Learning Joint ID-Textual Representation for ID-Preserving Image Synthesis
Zichuan Liu, Liming Jiang, Qing Yan, Yumin Jia, Hao Kang, Xin Lu
TL;DR
This work introduces FaceCLIP, a multi-modal encoder that learns a joint identity-text representation to condition ID-preserving portrait synthesis, avoiding adapters and enabling full diffusion-model adaptation. By aligning the joint embedding with face, text, and image spaces and fusing identity and semantic cues via a Fusion Module, FaceCLIP delivers stronger identity preservation and semantic alignment when integrated with Stable Diffusion XL as FaceCLIP-SDXL. The approach demonstrates state-of-the-art results on identity similarity and perceptual quality across internal and public portrait datasets, supported by zero-shot text alignment, identity clustering analyses, and user studies.
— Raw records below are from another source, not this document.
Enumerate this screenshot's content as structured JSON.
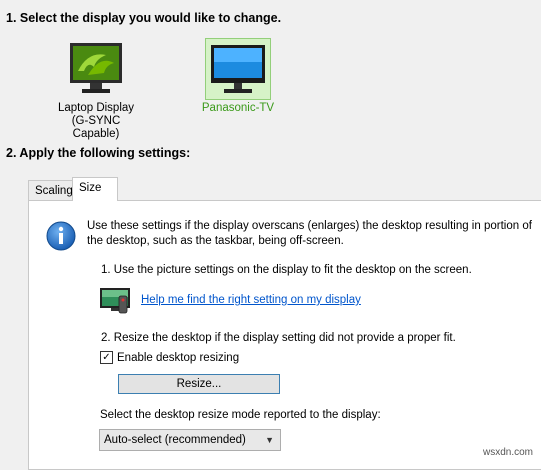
{
  "headings": {
    "select_display": "1. Select the display you would like to change.",
    "apply_settings": "2. Apply the following settings:"
  },
  "displays": [
    {
      "line1": "Laptop Display",
      "line2": "(G-SYNC Capable)",
      "icon": "laptop-monitor-icon",
      "selected": false
    },
    {
      "line1": "Panasonic-TV",
      "line2": "",
      "icon": "tv-monitor-icon",
      "selected": true
    }
  ],
  "tabs": [
    {
      "label": "Scaling",
      "active": false
    },
    {
      "label": "Size",
      "active": true
    }
  ],
  "panel": {
    "intro": "Use these settings if the display overscans (enlarges) the desktop resulting in portion of the desktop, such as the taskbar, being off-screen.",
    "step1": "1. Use the picture settings on the display to fit the desktop on the screen.",
    "help_link": "Help me find the right setting on my display",
    "step2": "2. Resize the desktop if the display setting did not provide a proper fit.",
    "enable_resizing_label": "Enable desktop resizing",
    "enable_resizing_checked": true,
    "resize_button": "Resize...",
    "mode_label": "Select the desktop resize mode reported to the display:",
    "mode_value": "Auto-select (recommended)"
  },
  "watermark": "wsxdn.com",
  "colors": {
    "selected_tile_bg": "#d6f2c7",
    "selected_label": "#3a9a19",
    "link": "#0055cc",
    "nvidia_green": "#76b900"
  }
}
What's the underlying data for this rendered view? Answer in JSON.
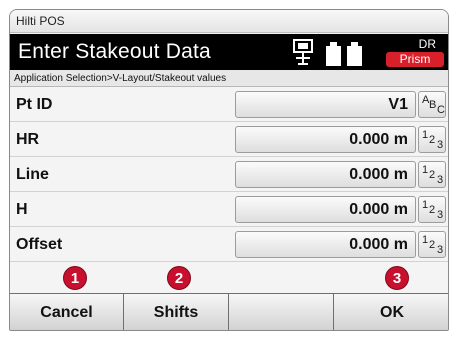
{
  "app": {
    "window_title": "Hilti POS"
  },
  "header": {
    "title": "Enter Stakeout Data",
    "status_dr": "DR",
    "status_target": "Prism",
    "icons": [
      "prism-pole-icon",
      "battery-icon"
    ]
  },
  "breadcrumb": "Application Selection>V-Layout/Stakeout values",
  "fields": [
    {
      "label": "Pt ID",
      "value": "V1",
      "input_mode": [
        "A",
        "B",
        "C"
      ]
    },
    {
      "label": "HR",
      "value": "0.000 m",
      "input_mode": [
        "1",
        "2",
        "3"
      ]
    },
    {
      "label": "Line",
      "value": "0.000 m",
      "input_mode": [
        "1",
        "2",
        "3"
      ]
    },
    {
      "label": "H",
      "value": "0.000 m",
      "input_mode": [
        "1",
        "2",
        "3"
      ]
    },
    {
      "label": "Offset",
      "value": "0.000 m",
      "input_mode": [
        "1",
        "2",
        "3"
      ]
    }
  ],
  "softkeys": [
    {
      "label": "Cancel"
    },
    {
      "label": "Shifts"
    },
    {
      "label": ""
    },
    {
      "label": "OK"
    }
  ],
  "callouts": [
    "1",
    "2",
    "3"
  ],
  "colors": {
    "header_bg": "#000000",
    "prism_badge": "#d8202a",
    "callout": "#c8102e"
  }
}
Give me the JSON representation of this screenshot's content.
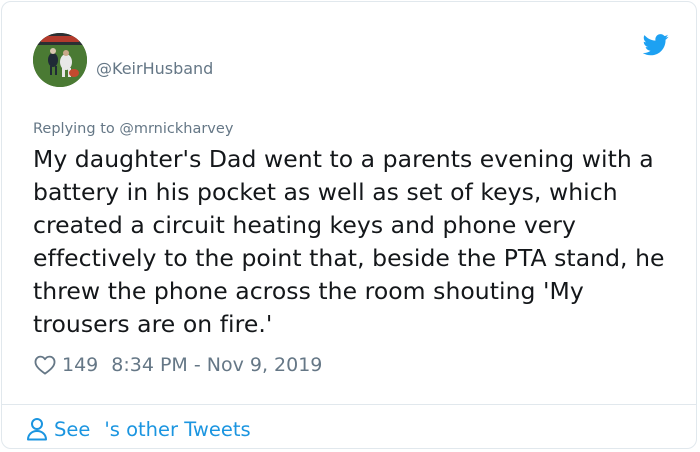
{
  "tweet": {
    "handle": "@KeirHusband",
    "replying_to": "Replying to @mrnickharvey",
    "text": "My daughter's Dad went to a parents evening with a battery in his pocket as well as set of keys, which created a circuit heating keys and phone very effectively to the point that, beside the PTA stand, he threw the phone across the room shouting 'My trousers are on fire.'",
    "like_count": "149",
    "timestamp": "8:34 PM - Nov 9, 2019"
  },
  "footer": {
    "see_label": "See",
    "other_tweets_label": "'s other Tweets"
  },
  "icons": {
    "brand": "twitter-bird-icon",
    "like": "heart-icon",
    "profile": "person-icon"
  },
  "colors": {
    "brand_blue": "#1da1f2",
    "link_blue": "#1b95e0",
    "text": "#14171a",
    "muted": "#657786",
    "border": "#e1e8ed"
  }
}
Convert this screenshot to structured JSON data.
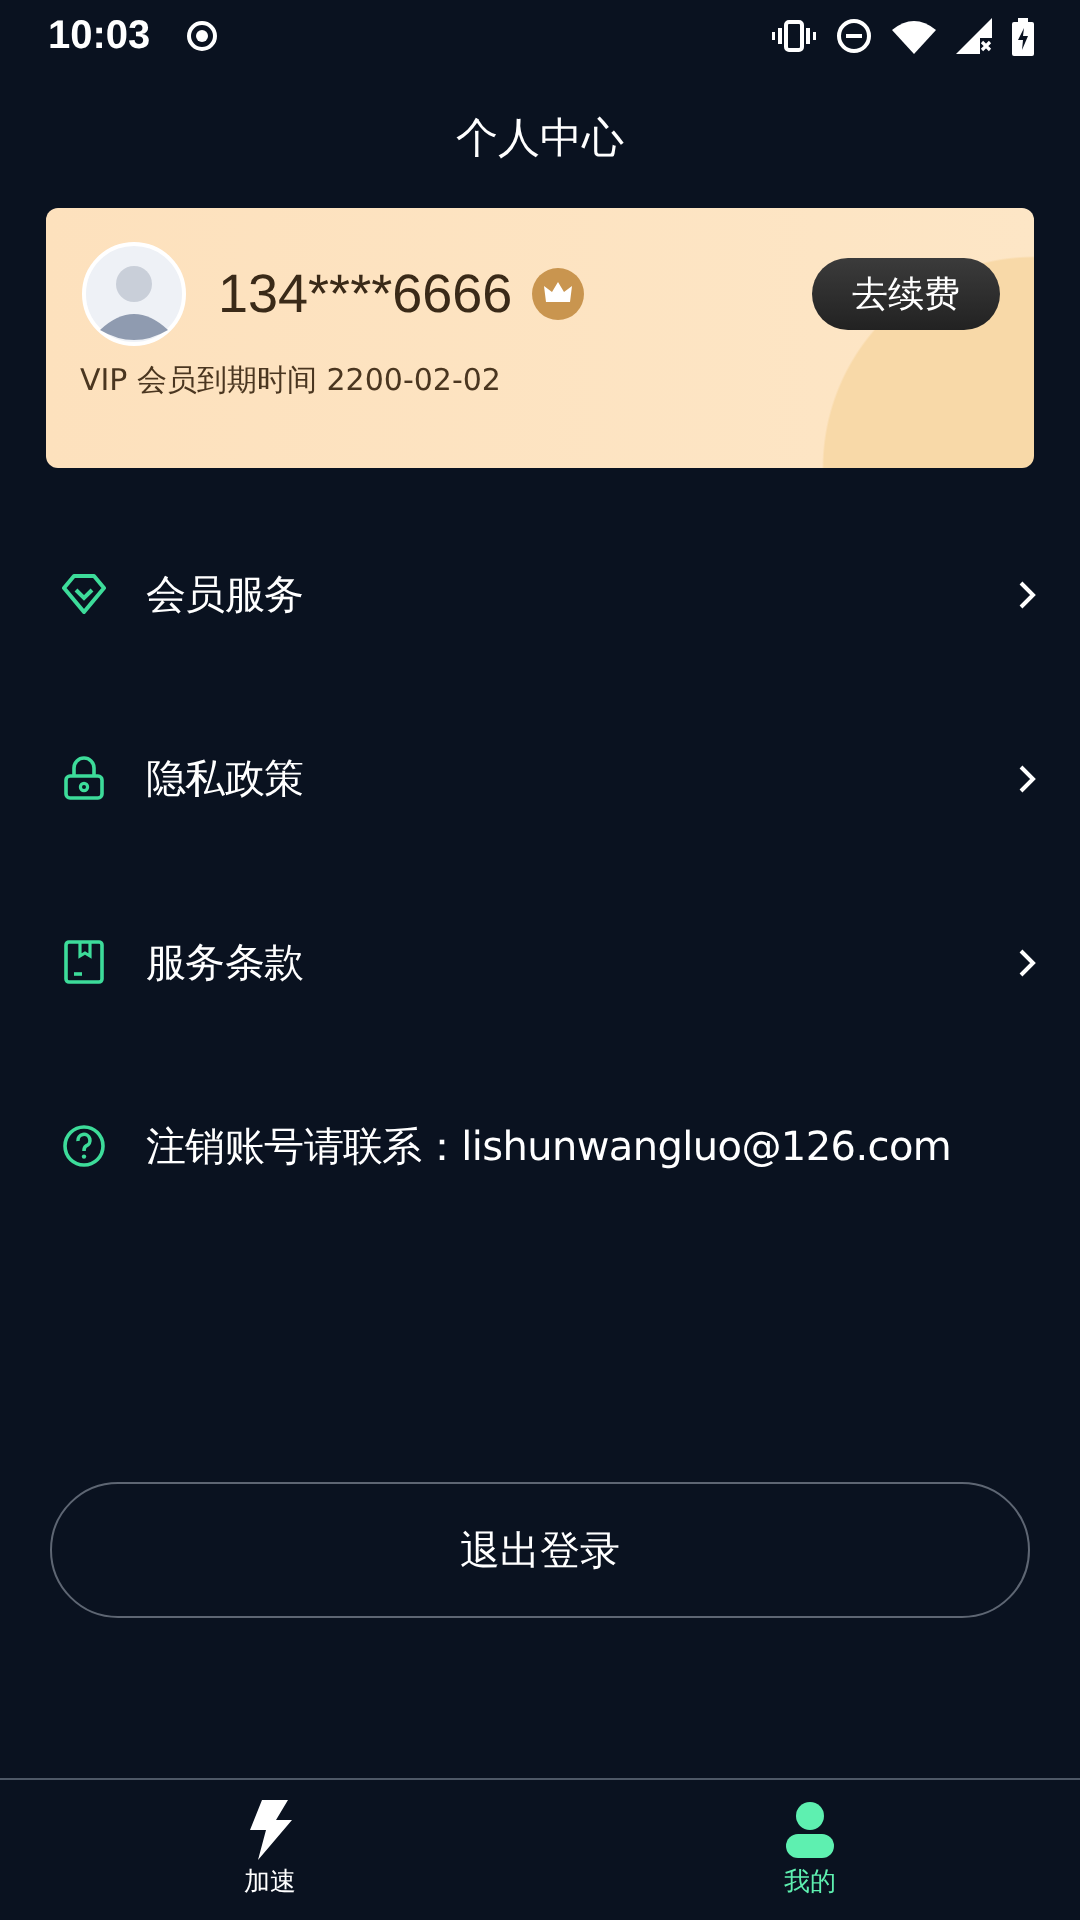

The method offers a scalable, end-to-end framework for controllable, high-fidelity portrait synthesis with robust identity fidelity and semantic controllability.
Abstract
We propose a novel framework for ID-preserving generation using a multi-modal encoding strategy rather than injecting identity features via adapters into pre-trained models. Our method treats identity and text as a unified conditioning input. To achieve this, we introduce FaceCLIP, a multi-modal encoder that learns a joint embedding space for both identity and textual semantics. Given a reference face and a text prompt, FaceCLIP produces a unified representation that encodes both identity and text, which conditions a base diffusion model to generate images that are identity-consistent and text-aligned. We also present a multi-modal alignment algorithm to train FaceCLIP, using a loss that aligns its joint representation with face, text, and image embedding spaces. We then build FaceCLIP-SDXL, an ID-preserving image synthesis pipeline by integrating FaceCLIP with Stable Diffusion XL (SDXL). Compared to prior methods, FaceCLIP-SDXL enables photorealistic portrait generation with better identity preservation and textual relevance. Extensive experiments demonstrate its quantitative and qualitative superiority.